OmniScheduler
Yet Another Resource Negotiator (YARN) is a resource management and scheduling framework in the Hadoop ecosystem. It offers multiple scheduling algorithms, including FIFO Scheduler, Capacity Scheduler, and Fair Scheduler. The OmniScheduler Yarn load scheduling algorithm optimizes the open source Capacity Scheduler scheduler. It allocates resources based on the weight calculation and sorting results of physical cluster node resources, using specified parameters, to ensure balanced resource distribution and efficient utilization. Figure 1 shows the overall architecture of OmniScheduler.
It consists of five modules:
- Prometheus: This open source event monitoring system and time series database is widely used to manage various infrastructure resources.
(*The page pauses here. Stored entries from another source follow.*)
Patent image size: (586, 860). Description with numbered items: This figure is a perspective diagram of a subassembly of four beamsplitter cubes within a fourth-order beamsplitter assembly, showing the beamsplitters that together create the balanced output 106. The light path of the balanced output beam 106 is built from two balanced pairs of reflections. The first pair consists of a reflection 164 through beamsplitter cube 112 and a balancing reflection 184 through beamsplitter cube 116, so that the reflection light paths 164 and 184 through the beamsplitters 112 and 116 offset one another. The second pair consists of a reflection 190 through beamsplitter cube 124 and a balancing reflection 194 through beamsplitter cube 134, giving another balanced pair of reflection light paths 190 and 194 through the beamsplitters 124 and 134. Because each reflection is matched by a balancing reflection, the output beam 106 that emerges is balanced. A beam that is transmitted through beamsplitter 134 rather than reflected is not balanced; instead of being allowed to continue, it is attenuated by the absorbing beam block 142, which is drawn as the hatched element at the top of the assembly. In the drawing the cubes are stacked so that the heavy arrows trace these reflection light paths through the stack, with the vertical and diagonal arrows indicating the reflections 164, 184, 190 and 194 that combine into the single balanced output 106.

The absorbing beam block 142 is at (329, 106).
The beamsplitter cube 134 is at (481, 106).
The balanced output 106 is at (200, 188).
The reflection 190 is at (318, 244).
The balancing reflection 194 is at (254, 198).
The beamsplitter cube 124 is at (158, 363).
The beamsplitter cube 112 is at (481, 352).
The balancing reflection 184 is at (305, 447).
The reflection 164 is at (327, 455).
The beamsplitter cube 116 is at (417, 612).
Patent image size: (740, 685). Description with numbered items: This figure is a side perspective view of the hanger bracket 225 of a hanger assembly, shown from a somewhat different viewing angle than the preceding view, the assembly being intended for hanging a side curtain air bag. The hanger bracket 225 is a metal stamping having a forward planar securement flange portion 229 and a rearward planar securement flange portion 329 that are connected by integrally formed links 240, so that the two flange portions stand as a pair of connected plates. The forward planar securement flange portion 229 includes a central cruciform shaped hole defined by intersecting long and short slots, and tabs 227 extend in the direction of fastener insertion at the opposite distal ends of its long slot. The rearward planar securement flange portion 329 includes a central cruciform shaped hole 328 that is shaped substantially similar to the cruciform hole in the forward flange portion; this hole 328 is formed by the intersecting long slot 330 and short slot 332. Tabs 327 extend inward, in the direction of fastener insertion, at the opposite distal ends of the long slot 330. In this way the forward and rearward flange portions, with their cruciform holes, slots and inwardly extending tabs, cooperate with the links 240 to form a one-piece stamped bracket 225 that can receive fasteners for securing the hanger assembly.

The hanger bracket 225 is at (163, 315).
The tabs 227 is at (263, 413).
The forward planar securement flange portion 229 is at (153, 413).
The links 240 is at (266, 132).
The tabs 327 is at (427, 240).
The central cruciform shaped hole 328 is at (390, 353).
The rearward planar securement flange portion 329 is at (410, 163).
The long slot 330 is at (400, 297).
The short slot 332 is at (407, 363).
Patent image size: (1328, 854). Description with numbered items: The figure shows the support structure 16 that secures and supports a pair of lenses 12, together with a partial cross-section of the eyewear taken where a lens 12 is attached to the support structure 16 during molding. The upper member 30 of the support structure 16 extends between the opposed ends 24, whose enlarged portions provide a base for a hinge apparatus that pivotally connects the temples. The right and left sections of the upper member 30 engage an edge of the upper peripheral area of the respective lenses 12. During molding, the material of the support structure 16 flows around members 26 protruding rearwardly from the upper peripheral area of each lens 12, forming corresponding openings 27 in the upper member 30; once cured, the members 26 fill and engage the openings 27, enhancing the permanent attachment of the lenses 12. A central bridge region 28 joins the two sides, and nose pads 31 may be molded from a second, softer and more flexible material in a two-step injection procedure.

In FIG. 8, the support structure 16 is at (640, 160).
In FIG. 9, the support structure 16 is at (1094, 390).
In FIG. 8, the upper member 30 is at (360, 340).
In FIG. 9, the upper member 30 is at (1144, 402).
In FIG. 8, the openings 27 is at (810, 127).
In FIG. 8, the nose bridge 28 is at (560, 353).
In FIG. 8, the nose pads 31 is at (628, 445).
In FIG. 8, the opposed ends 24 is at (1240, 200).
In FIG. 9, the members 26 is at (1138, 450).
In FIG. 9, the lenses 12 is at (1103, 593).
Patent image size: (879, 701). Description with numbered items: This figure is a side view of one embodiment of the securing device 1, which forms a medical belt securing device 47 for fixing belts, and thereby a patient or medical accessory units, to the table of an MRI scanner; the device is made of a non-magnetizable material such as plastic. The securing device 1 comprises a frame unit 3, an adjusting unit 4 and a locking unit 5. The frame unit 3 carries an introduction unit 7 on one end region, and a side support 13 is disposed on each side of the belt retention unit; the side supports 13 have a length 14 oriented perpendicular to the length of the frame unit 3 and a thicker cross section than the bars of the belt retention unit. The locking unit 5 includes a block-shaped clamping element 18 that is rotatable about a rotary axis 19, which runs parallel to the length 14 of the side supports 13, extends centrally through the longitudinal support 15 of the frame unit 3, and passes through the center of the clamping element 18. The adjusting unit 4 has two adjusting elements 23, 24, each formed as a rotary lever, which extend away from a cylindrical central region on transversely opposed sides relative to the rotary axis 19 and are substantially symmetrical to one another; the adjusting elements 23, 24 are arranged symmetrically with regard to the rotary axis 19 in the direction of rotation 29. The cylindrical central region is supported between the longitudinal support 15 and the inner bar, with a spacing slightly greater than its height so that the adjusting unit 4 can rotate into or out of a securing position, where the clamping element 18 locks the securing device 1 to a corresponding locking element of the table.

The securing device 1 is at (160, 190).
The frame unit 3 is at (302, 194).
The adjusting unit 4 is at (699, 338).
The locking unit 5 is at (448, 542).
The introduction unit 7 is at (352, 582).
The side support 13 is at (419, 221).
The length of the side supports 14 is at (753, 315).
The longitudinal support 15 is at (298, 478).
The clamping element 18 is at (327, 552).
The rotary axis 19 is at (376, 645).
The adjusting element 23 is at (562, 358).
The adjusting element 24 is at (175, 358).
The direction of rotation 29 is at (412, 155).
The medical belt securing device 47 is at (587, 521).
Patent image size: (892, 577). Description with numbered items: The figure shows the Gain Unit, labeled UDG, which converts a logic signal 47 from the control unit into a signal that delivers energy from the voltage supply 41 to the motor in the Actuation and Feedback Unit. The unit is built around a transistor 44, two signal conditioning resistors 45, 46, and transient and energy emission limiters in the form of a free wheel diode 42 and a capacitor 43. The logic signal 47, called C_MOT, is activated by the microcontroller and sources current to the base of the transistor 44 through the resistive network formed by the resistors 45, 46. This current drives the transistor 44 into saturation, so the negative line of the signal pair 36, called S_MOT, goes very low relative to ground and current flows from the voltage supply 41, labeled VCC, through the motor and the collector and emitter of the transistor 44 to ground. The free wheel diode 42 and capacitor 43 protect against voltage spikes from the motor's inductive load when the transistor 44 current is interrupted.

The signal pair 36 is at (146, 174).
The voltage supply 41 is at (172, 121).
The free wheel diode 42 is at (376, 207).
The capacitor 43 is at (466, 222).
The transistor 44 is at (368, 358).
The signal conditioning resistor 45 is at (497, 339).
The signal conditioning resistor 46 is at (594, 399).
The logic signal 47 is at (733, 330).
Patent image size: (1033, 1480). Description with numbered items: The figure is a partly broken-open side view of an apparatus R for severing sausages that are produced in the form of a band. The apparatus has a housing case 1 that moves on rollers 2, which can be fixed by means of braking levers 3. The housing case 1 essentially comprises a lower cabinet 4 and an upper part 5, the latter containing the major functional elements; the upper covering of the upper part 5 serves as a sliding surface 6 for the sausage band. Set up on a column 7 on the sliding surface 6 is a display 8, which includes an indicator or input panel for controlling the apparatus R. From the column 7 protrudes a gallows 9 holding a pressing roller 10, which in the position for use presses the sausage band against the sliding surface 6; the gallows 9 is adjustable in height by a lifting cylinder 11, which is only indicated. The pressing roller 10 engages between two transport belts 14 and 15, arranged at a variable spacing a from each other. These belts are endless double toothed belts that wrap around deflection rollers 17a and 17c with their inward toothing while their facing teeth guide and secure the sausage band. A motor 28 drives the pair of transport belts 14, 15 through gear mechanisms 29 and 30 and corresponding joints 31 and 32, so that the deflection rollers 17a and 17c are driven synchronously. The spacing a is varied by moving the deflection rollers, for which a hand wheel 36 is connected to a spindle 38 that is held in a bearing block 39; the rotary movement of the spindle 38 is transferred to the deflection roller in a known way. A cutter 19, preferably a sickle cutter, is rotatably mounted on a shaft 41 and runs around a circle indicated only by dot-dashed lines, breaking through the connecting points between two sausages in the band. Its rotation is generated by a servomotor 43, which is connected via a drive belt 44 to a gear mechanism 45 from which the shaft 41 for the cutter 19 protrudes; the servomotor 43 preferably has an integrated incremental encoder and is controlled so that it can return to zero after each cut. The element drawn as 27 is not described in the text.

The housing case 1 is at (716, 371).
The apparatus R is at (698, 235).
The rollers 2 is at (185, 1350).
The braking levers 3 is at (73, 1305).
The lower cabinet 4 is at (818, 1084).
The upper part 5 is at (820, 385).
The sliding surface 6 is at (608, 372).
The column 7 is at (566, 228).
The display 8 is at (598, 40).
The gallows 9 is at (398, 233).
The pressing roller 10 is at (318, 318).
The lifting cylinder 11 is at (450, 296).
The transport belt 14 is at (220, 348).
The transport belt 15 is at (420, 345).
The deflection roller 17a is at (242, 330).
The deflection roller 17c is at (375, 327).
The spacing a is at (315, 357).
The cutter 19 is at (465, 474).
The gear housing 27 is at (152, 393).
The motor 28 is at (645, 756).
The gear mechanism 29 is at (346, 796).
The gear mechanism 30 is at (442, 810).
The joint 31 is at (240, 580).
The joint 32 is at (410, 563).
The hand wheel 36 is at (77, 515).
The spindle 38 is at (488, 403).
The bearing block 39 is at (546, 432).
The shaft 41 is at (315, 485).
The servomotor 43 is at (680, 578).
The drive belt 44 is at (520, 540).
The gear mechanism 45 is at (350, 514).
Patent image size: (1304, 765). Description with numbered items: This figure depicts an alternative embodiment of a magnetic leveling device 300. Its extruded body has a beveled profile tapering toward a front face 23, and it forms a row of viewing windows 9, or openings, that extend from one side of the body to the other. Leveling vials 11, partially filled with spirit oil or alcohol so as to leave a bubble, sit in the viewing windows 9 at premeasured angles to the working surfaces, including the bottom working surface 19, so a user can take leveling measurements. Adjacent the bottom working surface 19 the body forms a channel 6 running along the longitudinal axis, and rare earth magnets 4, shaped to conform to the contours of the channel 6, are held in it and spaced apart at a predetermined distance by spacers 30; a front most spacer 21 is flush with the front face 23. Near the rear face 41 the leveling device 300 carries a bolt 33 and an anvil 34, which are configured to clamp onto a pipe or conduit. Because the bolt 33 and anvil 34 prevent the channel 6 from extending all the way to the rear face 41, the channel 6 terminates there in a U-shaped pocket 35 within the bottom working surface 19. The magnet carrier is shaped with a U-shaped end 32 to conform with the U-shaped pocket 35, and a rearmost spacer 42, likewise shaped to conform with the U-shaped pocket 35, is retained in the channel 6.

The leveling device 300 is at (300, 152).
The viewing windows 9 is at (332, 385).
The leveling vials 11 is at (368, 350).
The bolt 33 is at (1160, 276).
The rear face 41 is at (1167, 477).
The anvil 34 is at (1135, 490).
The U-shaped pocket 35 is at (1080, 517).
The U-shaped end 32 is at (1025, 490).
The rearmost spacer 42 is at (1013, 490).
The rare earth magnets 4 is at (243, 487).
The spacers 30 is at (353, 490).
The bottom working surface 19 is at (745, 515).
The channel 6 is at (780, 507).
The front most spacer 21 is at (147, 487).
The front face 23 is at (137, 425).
- Node Exporter: It is a component in the Prometheus ecosystem used to collect and expose machine-level metrics, including but not limited to CPU usage, memory usage, disk I/O, network I/O, and file system information.
- LoadsMetricApplication: This load collection and analysis tool obtains machine metric information from the Node Exporter, analyzes and processes the information, and reports the generated cluster load and balancing data to Prometheus.
- Grafana: It obtains cluster load and balancing data from Prometheus, and visualizes the data in charts and dashboards for display on the user interface.
- Yarn load scheduling algorithm: It obtains the node load sorting information from LoadsMetric and prioritizes job scheduling for nodes with lower loads.
OmniScheduler Performance Data
When the cluster's average CPU load is low, uneven scheduling may lead to severe load imbalance between nodes. OmniScheduler optimizes node balancing significantly.
As the average CPU load rises in open source scenarios, the cluster's idle resources decrease, reducing the load difference between nodes and naturally improving node balancing. In this scenario, the impact of OmniScheduler may be less significant.